Jimboomba athletes are in lock down in the United States as the country takes steps to bring the coronavirus outbreak under control.
Jimboomba Little Athletics alumni Tianah List, Kyle Howlett and Camryn Newton-Smith are not allowed to train with coaches and their teams, and are awaiting the next step in getting their sports back on track.
Howlett, who is now studying special education and playing rugby at New Mexico Highlands University, said the streets were quiet while students were holed up in their dormitories.
"The only places we are allowed to go are to get food, and we have to get that from the university, or to hospital," he said from his dorm.
"Sport is cancelled. Everything is a ghost town.

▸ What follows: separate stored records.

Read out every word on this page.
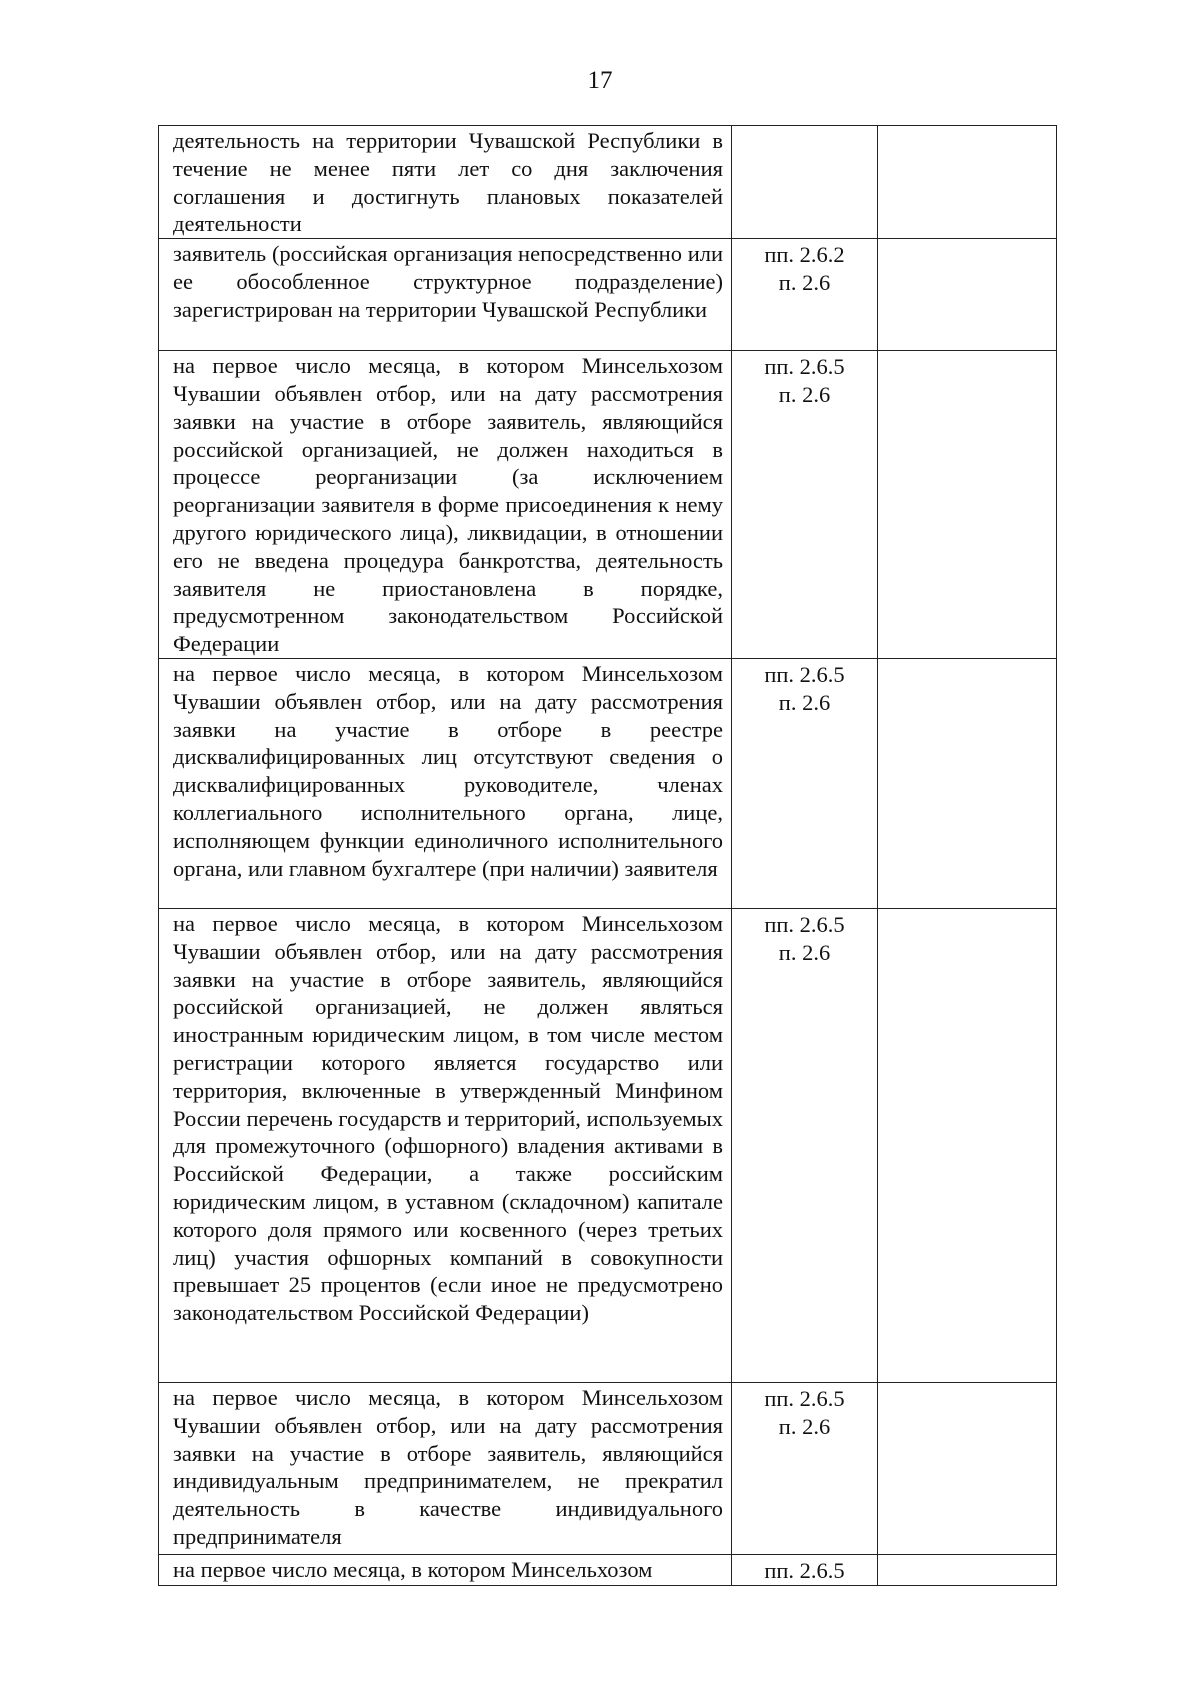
17
деятельность на территории Чувашской Республики в течение не менее пяти лет со дня заключения соглашения и достигнуть плановых показателей деятельности		

заявитель (российская организация непосредственно или ее обособленное структурное подразделение) зарегистрирован на территории Чувашской Республики	пп. 2.6.2
п. 2.6	

на первое число месяца, в котором Минсельхозом Чувашии объявлен отбор, или на дату рассмотрения заявки на участие в отборе заявитель, являющийся российской организацией, не должен находиться в процессе реорганизации (за исключением реорганизации заявителя в форме присоединения к нему другого юридического лица), ликвидации, в отношении его не введена процедура банкротства, деятельность заявителя не приостановлена в порядке, предусмотренном законодательством Российской Федерации	пп. 2.6.5
п. 2.6	

на первое число месяца, в котором Минсельхозом Чувашии объявлен отбор, или на дату рассмотрения заявки на участие в отборе в реестре дисквалифицированных лиц отсутствуют сведения о дисквалифицированных руководителе, членах коллегиального исполнительного органа, лице, исполняющем функции единоличного исполнительного органа, или главном бухгалтере (при наличии) заявителя	пп. 2.6.5
п. 2.6	

на первое число месяца, в котором Минсельхозом Чувашии объявлен отбор, или на дату рассмотрения заявки на участие в отборе заявитель, являющийся российской организацией, не должен являться иностранным юридическим лицом, в том числе местом регистрации которого является государство или территория, включенные в утвержденный Минфином России перечень государств и территорий, используемых для промежуточного (офшорного) владения активами в Российской Федерации, а также российским юридическим лицом, в уставном (складочном) капитале которого доля прямого или косвенного (через третьих лиц) участия офшорных компаний в совокупности превышает 25 процентов (если иное не предусмотрено законодательством Российской Федерации)	пп. 2.6.5
п. 2.6	

на первое число месяца, в котором Минсельхозом Чувашии объявлен отбор, или на дату рассмотрения заявки на участие в отборе заявитель, являющийся индивидуальным предпринимателем, не прекратил деятельность в качестве индивидуального предпринимателя	пп. 2.6.5
п. 2.6	

на первое число месяца, в котором Минсельхозом	пп. 2.6.5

There is nothing on."
He said supermarkets were in a similar situation to Australia's, with empty shelves as customers stocked up.
"Empty shelves, empty everything," Howlett said.
"I think the media are making it dangerous."
Javelin thrower List is recovering from elbow surgery, and was stuck in Seattle after a spring break skiing trip to Whistler, Canada, was cut short.
"The ski fields were all closed," List's mother Tracie Kemp said.
List will see out the virus lock down on campus at the University of Alabama, Tuscaloosa, while her US classmates have been sent home.
It's a huge campus, with 38,000 students.
"It's like a city," she said.
Ms Kemp said her daughter was finding a silver lining in the chaos.
"Tianah said it feels like an early summer," she said.
List is completing a bachelor of education degree.
Newton-Smith said face-to-face classes were cancelled at Arkansas State University, Jonesboro.
The pentathlete was back on campus after her campaign at the Division 1 Track and Field Championships was cancelled before it had begun.
Newton-Smith had arrived in Albuquerque, New Mexico, before finding out the event, and the rest of the season, was cancelled.
"We had arrived at the track on Wednesday and had a run around on Thursday."